You can follow in Himesh’s footsteps - KYT summer school for children aged 7-18 runs July 29-August 3, and August 5 to 10.
Yesterday is now showing at Showcase cinema and you can see a screening at the Key Theatre on August 4.
Here is Matt Adcock’s review of Yesterday (cert 12a), directed by Danny Boyle:
When you absolutely must have a feel-good romantic comedy – Richard ‘Love Actually’ Curtis is your man – here he teams up with director Danny ‘Trainspotting’ Boyle to bring a musical spin to the well-worn boy / girl formula.
The plot sees struggling musician Jack Malik (Himesh Patel) whose lack of success is making him think he should just give up. The only people who seem to support his dreams are his childhood friend Nick (Harry Michell) and loyal manager Ellie (Lily James).
Jack’s world is rocked one night when a freak occurrence sees the whole world ‘lose’ memories of things like cigarettes and more importantly the band ‘The Beatles’… He gets hit by a bus and wakes up to discover that The Beatles have never existed so quickly sets about claiming their music as his own.
On the back of some of the best tunes the world has ever known Jack quickly becomes a massive star, but the price of fame is that he risks losing Ellie’s as yet unrequited love.
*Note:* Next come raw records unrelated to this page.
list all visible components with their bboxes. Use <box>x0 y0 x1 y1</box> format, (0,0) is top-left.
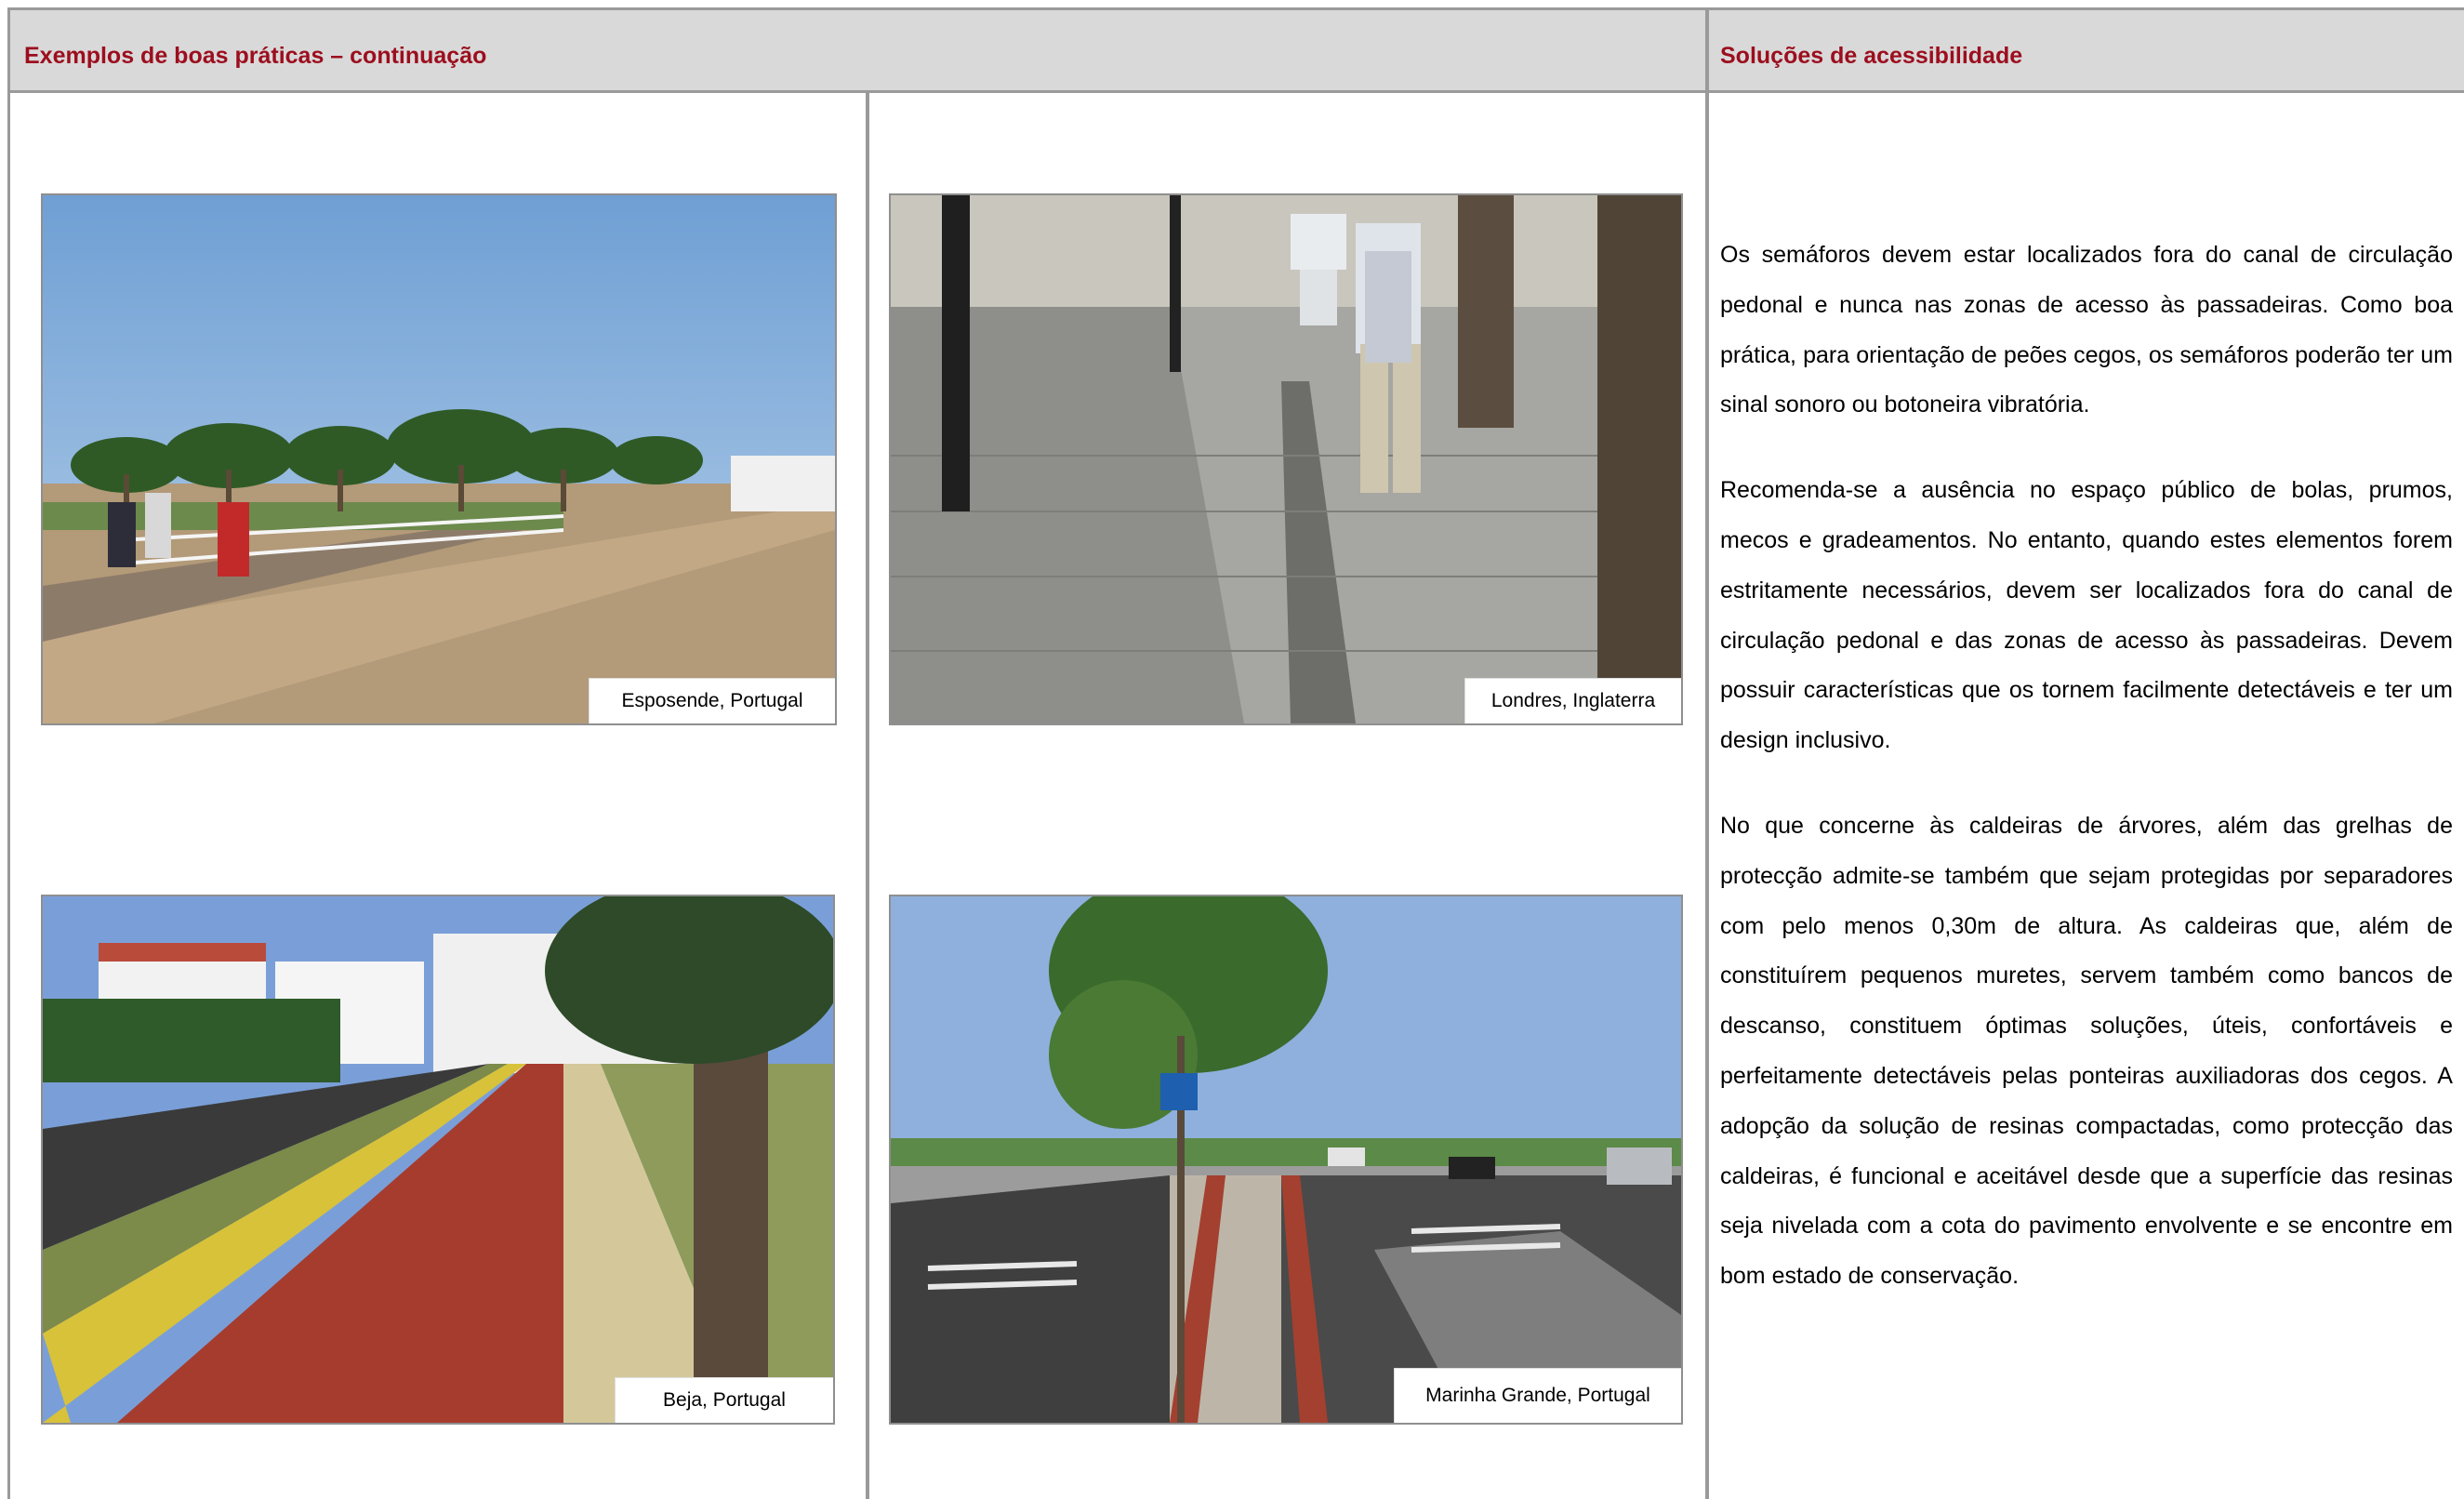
beja-image <box>43 896 833 1423</box>
photo-beja: Beja, Portugal <box>41 895 835 1425</box>
left-border <box>7 7 10 1499</box>
paragraph-tree-pits: No que concerne às caldeiras de árvores,… <box>1720 812 2453 1290</box>
photo-caption: Esposende, Portugal <box>589 678 835 723</box>
column-divider <box>866 91 869 1499</box>
esposende-image <box>43 195 835 723</box>
photo-londres: Londres, Inglaterra <box>889 193 1683 725</box>
header-divider <box>1705 7 1709 1499</box>
paragraph-traffic-lights: Os semáforos devem estar localizados for… <box>1720 242 2453 418</box>
marinha-grande-image <box>891 896 1681 1423</box>
section-title-right: Soluções de acessibilidade <box>1720 43 2023 69</box>
accessibility-text: Os semáforos devem estar localizados for… <box>1720 231 2453 1337</box>
londres-image <box>891 195 1681 723</box>
photo-marinha-grande: Marinha Grande, Portugal <box>889 895 1683 1425</box>
photo-caption: Londres, Inglaterra <box>1464 678 1681 723</box>
photo-caption: Beja, Portugal <box>615 1377 833 1423</box>
photo-esposende: Esposende, Portugal <box>41 193 837 725</box>
photo-caption: Marinha Grande, Portugal <box>1394 1368 1681 1423</box>
paragraph-bollards: Recomenda-se a ausência no espaço públic… <box>1720 477 2453 754</box>
section-title-left: Exemplos de boas práticas – continuação <box>24 43 487 69</box>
Does getting to mix with the likes of Ed Sheeran (who delivers a nice cameo) and find worldwide fame make up for forsaking his true love?
Patel whose acting chops were cut in EastEnders is extremely likeable and can carry a tune which helps. Lily James is great as the girl next door high-school teacher and the two have winning chemistry which is essential to the love story at the heart of this slightly odd tale.
Sure, it gets gooey but it’s handled with Curtis’s stylish crowd-pleasing charm and Boyle directs with a confident hand even if there isn’t much room for him to dazzle with his trademark flair.
A mild element of peril is introduced as it appears that someone might be on to his plagiarism – will Jack be exposed as the sham that he is or can he find a way to pull off his superstar status and maybe win the heart of the girl too?
Yesterday’s masterstroke however is the tunes of The Beatles – they are so good that even as the predictable plot unfolds the sheer genius of the songs keeps you going. There’s enough humour and well-observed notes on fame and heartbreak to make this a worthwhile investment of time.
Smash hits and love – they say all you need is love but why not have both!